Money Lessons For Your Kids

As parents, we spend time helping our kids develop skills to build healthy relationships with friends and family.  We also need to help them build a healthy relationship with money.

Parents can help kids develop core beliefs about money.  It is these core beliefs that drive financial behaviors. Core beliefs include saving money, spending money based on your values, having low debt, and having an emergency fund to meet unexpected expenses.

Where Does Money Come From?

Kids need to understand that mom and dad make money by working and investing. They need to understand that money doesn’t come from credit cards, banks or wallets.

A few basic ideas on money that every kid needs to know.

Things Cost Money

We need to help kids understand that things cost money.  They need to understand that parents can’t afford everything, and that money must be spent wisely.  When you take your kids to the store, pay with cash so they understand that money was exchanged for a certain item at the store.

Delayed Gratification

Teach them delayed gratification.  Teach them that impulse is not good. Start with small things such as asking them to wait 15 minutes before they can open a candy.  Invest money with your kids, and show them how money grows over time.

Compound Interest

Compound interest is the foundation of investing.  Even Albert Einstein called compound investing the eighth wonder of the world.  Help your kids understand how money grows over time.  For example, show how a stock of a company they like (such as Disney or Google), has appreciated over time.

Saving, Investing, And Giving Back

Kids need to understand that they cannot spend all the money that comes in.  Part of it needs to saved and invested.  You can also encourage them to save, and give money to charity because giving back is a key part of handling money.

Here are some practical ideas you can use to teach kids about money.

Using a Piggy Bank

Ask them to save their money in piggy banks when they are very young.  Ask them to have multiple piggy banks – one to spend, one to save and invest, and others to give to charity.

Bank account

Open a bank account in their name when appropriate, and ask them to manage the account.  Managing a small amount of money early will prepare them for the day when they will have a full-time income, and need to manage a big balance in their bank account.

Part-Time Jobs

When they are ready, encourage them to get a job.  This will give them hands-on experience on making, and managing money.  When they get the first paycheck, and 30% goes to taxes, they will understand that paying taxes is a part of life.

In addition to teaching them about money, jobs give them an opportunity to work and learn to get along with others.

Make A Budget and Ask Them To Manage Their Money

Even if the kids have only a small amount of money, ask them to make a budget.  This will give them an opportunity to plan their savings and expenses.

Show By Example

Kids follow our habits.  When we overspend, they are likely to overspend too.

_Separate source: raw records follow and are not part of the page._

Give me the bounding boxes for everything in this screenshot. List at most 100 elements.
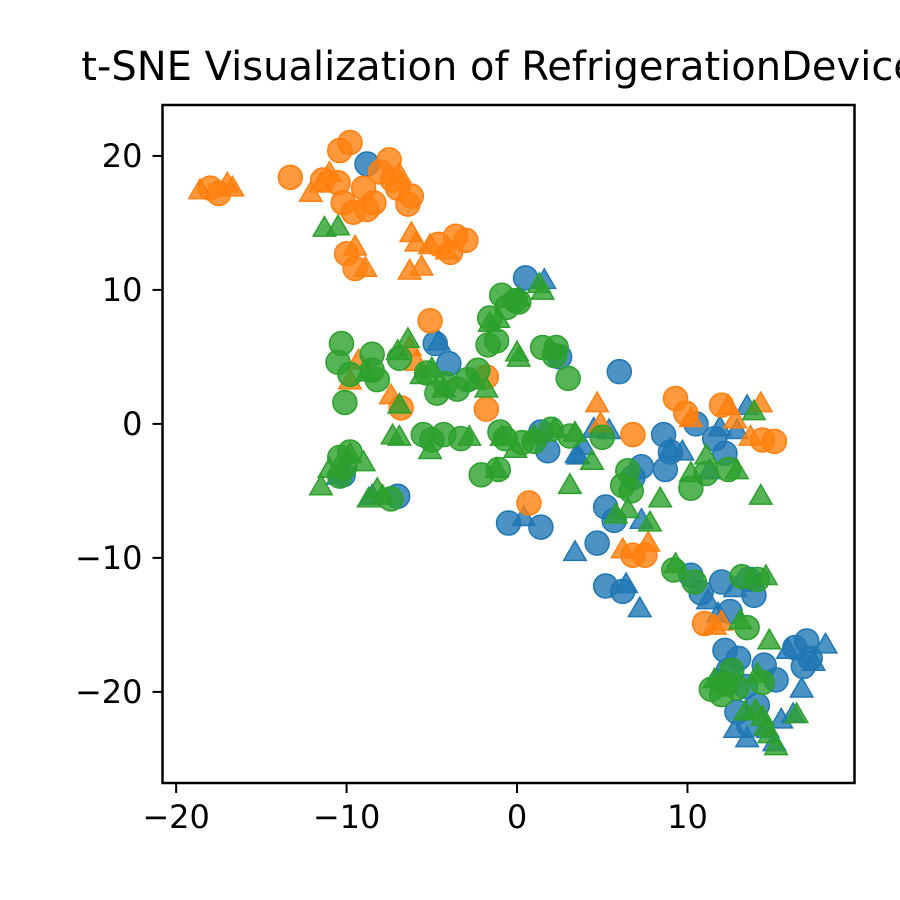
- point-s0-triangle-26: [722, 716, 748, 738]
- point-s1-triangle-26: [737, 424, 764, 446]
- point-s2-circle-24: [332, 389, 358, 416]
- point-s1-triangle-24: [722, 406, 748, 429]
- point-s2-triangle-16: [526, 271, 552, 294]
- point-s2-triangle-30: [502, 436, 528, 458]
- point-s2-circle-5: [359, 341, 385, 367]
- point-s2-circle-44: [618, 478, 644, 504]
- point-s0-triangle-14: [511, 504, 537, 527]
- point-s1-circle-23: [453, 227, 479, 254]
- point-s0-triangle-1: [426, 329, 452, 351]
- point-s1-triangle-2: [219, 174, 245, 197]
- point-s1-triangle-30: [702, 613, 728, 635]
- point-s2-circle-15: [483, 328, 510, 354]
- point-s2-triangle-3: [354, 359, 380, 382]
- point-s0-triangle-20: [695, 587, 721, 610]
- point-s1-triangle-4: [298, 180, 324, 203]
- x-tick-label-3: 10: [667, 798, 708, 836]
- point-s2-triangle-19: [337, 441, 363, 464]
- point-s2-circle-22: [555, 365, 581, 392]
- point-s1-circle-10: [376, 147, 402, 173]
- point-s2-triangle-21: [316, 456, 343, 479]
- point-s2-triangle-34: [541, 416, 568, 438]
- point-s2-triangle-48: [753, 563, 779, 586]
- point-s1-triangle-27: [610, 536, 636, 559]
- point-s2-triangle-17: [504, 339, 530, 362]
- point-s2-triangle-14: [506, 284, 532, 307]
- point-s2-circle-23: [529, 334, 556, 361]
- point-s1-triangle-1: [187, 177, 213, 200]
- point-s2-triangle-8: [419, 355, 445, 378]
- point-s0-triangle-22: [775, 637, 801, 659]
- point-s1-triangle-6: [386, 161, 412, 184]
- point-s2-triangle-7: [431, 375, 457, 398]
- point-s2-circle-2: [337, 361, 363, 388]
- point-s2-triangle-47: [727, 607, 753, 630]
- point-s2-triangle-54: [763, 733, 789, 756]
- point-s2-triangle-12: [473, 375, 499, 398]
- scatter-marks: [187, 129, 839, 756]
- point-s2-triangle-27: [417, 437, 443, 460]
- point-s0-triangle-27: [734, 725, 760, 748]
- point-s1-circle-13: [330, 190, 356, 216]
- point-s0-triangle-13: [562, 539, 588, 562]
- y-tick-label-0: 20: [102, 137, 143, 175]
- plot-frame: [161, 103, 856, 785]
- chart-title: t-SNE Visualization of RefrigerationDevi…: [81, 44, 900, 90]
- point-s2-triangle-20: [351, 449, 377, 472]
- point-s1-circle-2: [277, 164, 304, 191]
- point-s1-triangle-13: [398, 220, 424, 243]
- point-s2-triangle-59: [732, 698, 758, 721]
- point-s2-triangle-43: [724, 457, 750, 480]
- point-s2-triangle-35: [557, 472, 583, 495]
- point-s2-triangle-29: [484, 456, 510, 479]
- point-s2-triangle-32: [521, 422, 547, 445]
- y-tick-label-2: 0: [122, 405, 142, 443]
- point-s1-triangle-8: [352, 255, 378, 278]
- x-tick-label-2: 0: [507, 798, 527, 836]
- point-s2-triangle-58: [744, 661, 770, 684]
- point-s2-triangle-38: [615, 496, 641, 519]
- point-s1-circle-32: [761, 428, 788, 455]
- point-s2-triangle-4: [385, 338, 411, 361]
- point-s0-triangle-23: [801, 649, 827, 671]
- point-s2-triangle-9: [461, 367, 487, 390]
- point-s2-triangle-25: [364, 476, 390, 499]
- point-s1-circle-27: [516, 490, 542, 516]
- point-s1-triangle-7: [342, 233, 368, 256]
- point-s1-triangle-21: [584, 390, 610, 413]
- point-s1-triangle-5: [316, 160, 343, 182]
- point-s0-triangle-15: [627, 595, 653, 618]
- point-s0-triangle-25: [789, 676, 815, 698]
- point-s1-triangle-22: [678, 405, 704, 428]
- point-s2-triangle-44: [741, 398, 767, 421]
- y-tick-label-1: 10: [102, 271, 143, 309]
- point-s1-circle-14: [354, 196, 380, 223]
- point-s1-triangle-28: [635, 529, 661, 552]
- point-s0-triangle-16: [613, 571, 639, 594]
- point-s2-triangle-42: [693, 442, 719, 465]
- point-s0-triangle-6: [565, 442, 591, 465]
- point-s0-circle-5: [606, 358, 633, 385]
- point-s2-triangle-41: [678, 460, 704, 483]
- point-s2-triangle-56: [783, 701, 810, 724]
- point-s2-triangle-2: [386, 391, 412, 414]
- point-s1-circle-26: [473, 396, 500, 422]
- x-tick-label-1: −10: [313, 798, 381, 836]
- point-s2-triangle-36: [579, 448, 605, 471]
- point-s1-triangle-3: [308, 170, 334, 193]
- point-s2-triangle-57: [756, 627, 782, 650]
- point-s1-circle-17: [398, 183, 425, 209]
- point-s2-triangle-26: [386, 424, 412, 446]
- point-s1-circle-33: [620, 421, 646, 448]
- point-s2-triangle-39: [637, 509, 663, 532]
- y-tick-label-4: −20: [75, 673, 143, 711]
- point-s0-triangle-8: [669, 438, 695, 461]
- point-s1-circle-24: [417, 307, 443, 334]
- x-tick-label-0: −20: [142, 798, 210, 836]
- point-s0-circle-11: [528, 514, 554, 540]
- point-s0-triangle-24: [812, 631, 839, 654]
- point-s2-triangle-33: [562, 420, 588, 442]
- point-s2-circle-50: [681, 569, 708, 595]
- point-s2-triangle-31: [489, 424, 515, 446]
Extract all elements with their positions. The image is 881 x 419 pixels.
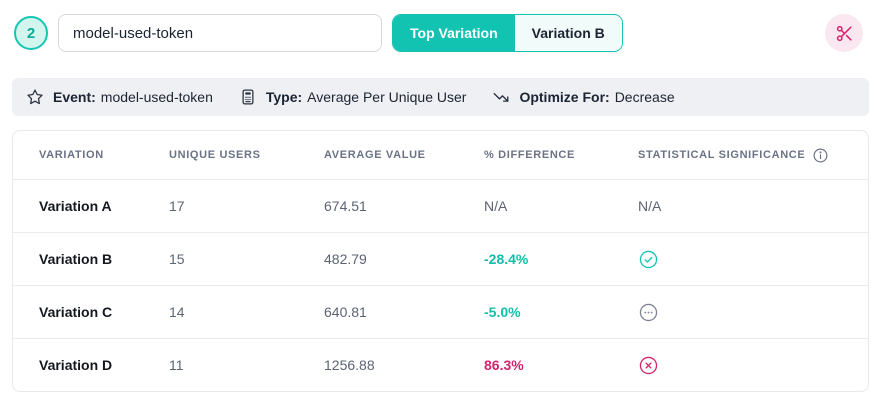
difference-value: -5.0% bbox=[484, 304, 521, 320]
col-statistical-significance-label: Statistical Significance bbox=[638, 149, 806, 161]
difference-value: -28.4% bbox=[484, 251, 529, 267]
col-variation: Variation bbox=[39, 149, 104, 161]
results-table: Variation Unique Users Average Value % D… bbox=[12, 130, 869, 392]
average-value: 640.81 bbox=[324, 304, 367, 320]
difference-value: N/A bbox=[484, 198, 508, 214]
average-value: 1256.88 bbox=[324, 357, 375, 373]
col-statistical-significance: Statistical Significance bbox=[638, 147, 852, 164]
type-value: Average Per Unique User bbox=[307, 89, 467, 105]
col-difference: % Difference bbox=[484, 149, 576, 161]
remove-metric-button[interactable] bbox=[825, 14, 863, 52]
difference-value: 86.3% bbox=[484, 357, 524, 373]
toggle-top-variation[interactable]: Top Variation bbox=[393, 15, 515, 51]
experiment-metric-panel: 2 Top Variation Variation B bbox=[12, 14, 869, 392]
star-icon bbox=[26, 88, 53, 106]
table-row-variation-a: Variation A 17 674.51 N/A N/A bbox=[13, 179, 868, 232]
significance-cell bbox=[638, 355, 852, 376]
optimize-label: Optimize For: bbox=[519, 89, 610, 105]
trending-down-icon bbox=[492, 88, 519, 106]
unique-users-value: 15 bbox=[169, 251, 185, 267]
col-average-value: Average Value bbox=[324, 149, 426, 161]
x-circle-icon bbox=[638, 355, 659, 376]
table-row-variation-b: Variation B 15 482.79 -28.4% bbox=[13, 232, 868, 285]
table-row-variation-c: Variation C 14 640.81 -5.0% bbox=[13, 285, 868, 338]
metric-name-input[interactable] bbox=[58, 14, 382, 52]
variation-view-toggle: Top Variation Variation B bbox=[392, 14, 623, 52]
variation-name: Variation C bbox=[39, 304, 113, 320]
average-value: 674.51 bbox=[324, 198, 367, 214]
variation-name: Variation B bbox=[39, 251, 113, 267]
significance-cell bbox=[638, 249, 852, 270]
variation-name: Variation D bbox=[39, 357, 113, 373]
optimize-value: Decrease bbox=[614, 89, 675, 105]
significance-cell bbox=[638, 302, 852, 323]
scissors-icon bbox=[835, 24, 854, 43]
toggle-variation-b[interactable]: Variation B bbox=[514, 15, 622, 51]
unique-users-value: 17 bbox=[169, 198, 185, 214]
step-number-badge: 2 bbox=[14, 16, 48, 50]
table-header-row: Variation Unique Users Average Value % D… bbox=[13, 131, 868, 179]
calculator-icon bbox=[239, 88, 266, 106]
step-number: 2 bbox=[26, 24, 36, 42]
check-circle-icon bbox=[638, 249, 659, 270]
unique-users-value: 11 bbox=[169, 357, 184, 373]
event-summary: Event: model-used-token bbox=[26, 88, 213, 106]
type-label: Type: bbox=[265, 89, 303, 105]
event-value: model-used-token bbox=[100, 89, 213, 105]
col-unique-users: Unique Users bbox=[169, 149, 261, 161]
type-summary: Type: Average Per Unique User bbox=[239, 88, 467, 106]
significance-na-text: N/A bbox=[638, 198, 662, 214]
event-label: Event: bbox=[53, 89, 96, 105]
table-row-variation-d: Variation D 11 1256.88 86.3% bbox=[13, 338, 868, 391]
unique-users-value: 14 bbox=[169, 304, 185, 320]
info-icon[interactable] bbox=[812, 147, 829, 164]
average-value: 482.79 bbox=[324, 251, 367, 267]
variation-name: Variation A bbox=[39, 198, 112, 214]
significance-cell: N/A bbox=[638, 198, 852, 214]
ellipsis-circle-icon bbox=[638, 302, 659, 323]
optimize-summary: Optimize For: Decrease bbox=[492, 88, 675, 106]
metric-toolbar: 2 Top Variation Variation B bbox=[12, 14, 869, 52]
metric-summary-bar: Event: model-used-token Type: Average Pe… bbox=[12, 78, 869, 116]
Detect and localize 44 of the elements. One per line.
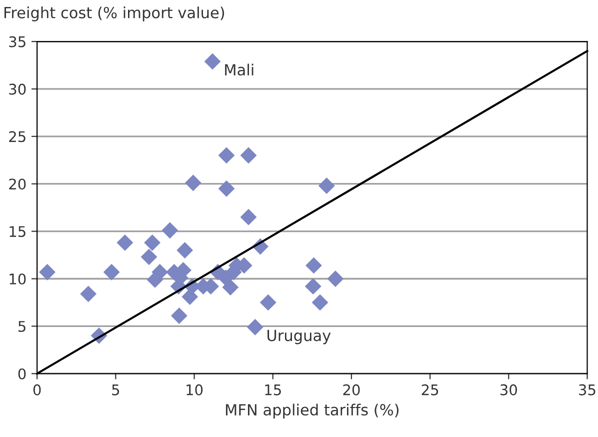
point bbox=[304, 278, 322, 295]
point bbox=[327, 270, 344, 287]
point bbox=[140, 248, 158, 266]
point bbox=[80, 286, 97, 302]
annotation: Mali bbox=[225, 64, 254, 76]
x-tick-label: 35 bbox=[579, 384, 596, 396]
point bbox=[318, 178, 335, 194]
y-tick-label: 35 bbox=[9, 36, 26, 48]
annotation: Uruguay bbox=[268, 330, 331, 344]
point bbox=[144, 234, 161, 251]
x-tick-label: 20 bbox=[343, 384, 360, 396]
point bbox=[306, 257, 322, 274]
x-tick-label: 0 bbox=[33, 384, 41, 396]
point bbox=[240, 147, 257, 164]
point bbox=[240, 208, 257, 226]
point bbox=[204, 53, 221, 70]
point bbox=[260, 294, 276, 311]
point bbox=[103, 264, 120, 280]
point bbox=[246, 318, 264, 336]
point bbox=[184, 174, 202, 192]
y-tick-label: 25 bbox=[9, 131, 26, 142]
x-tick-label: 30 bbox=[500, 384, 517, 396]
x-tick-label: 5 bbox=[112, 384, 120, 396]
x-tick-label: 10 bbox=[186, 384, 203, 396]
y-tick-label: 0 bbox=[18, 368, 26, 380]
y-tick-label: 5 bbox=[18, 321, 26, 332]
point bbox=[116, 234, 134, 251]
point bbox=[176, 242, 194, 258]
point bbox=[162, 222, 178, 239]
x-tick-label: 15 bbox=[265, 384, 281, 396]
point bbox=[152, 264, 168, 280]
y-tick-label: 20 bbox=[9, 178, 26, 190]
x-tick-label: 25 bbox=[422, 384, 438, 396]
point bbox=[222, 279, 239, 296]
y-tick-label: 10 bbox=[10, 273, 26, 284]
point bbox=[218, 147, 235, 164]
x-axis-title: MFN applied tariffs (%) bbox=[226, 404, 399, 419]
point bbox=[218, 180, 235, 197]
point bbox=[170, 308, 188, 324]
y-tick-label: 30 bbox=[9, 84, 26, 95]
y-axis-title: Freight cost (% import value) bbox=[4, 6, 224, 22]
y-tick-label: 15 bbox=[10, 226, 26, 238]
point bbox=[312, 294, 328, 311]
point bbox=[39, 264, 56, 280]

Be wise when spending your money, and talk about your money decisions with your kids. Involve them in family budgeting when it’s appropriate.  When you are about to make a big purchase, ask for their opinion and let them see how you arrive at a decision to buy certain things.

If you live a simple, and frugal life, they will too. If you are content with your life, so will they.

Understanding the Dangers of Debt

Staying away from too much debt is key to financial independence.  Kids need to understand the dangers of carrying credit card debt. Too many kids get in credit card debt early and struggle to pay back for years.

Bottom Line

Just like building any habit, building good financial habits takes time.  Parents have the opportunity to get kids on a good path early.  Teach them the principles of delayed gratification and compound interest early.  Allow them to set a budget, and manage small amounts of money.  They may fail a couple of times, but by the time they become adults, they will have the experience necessary to manage money on their own.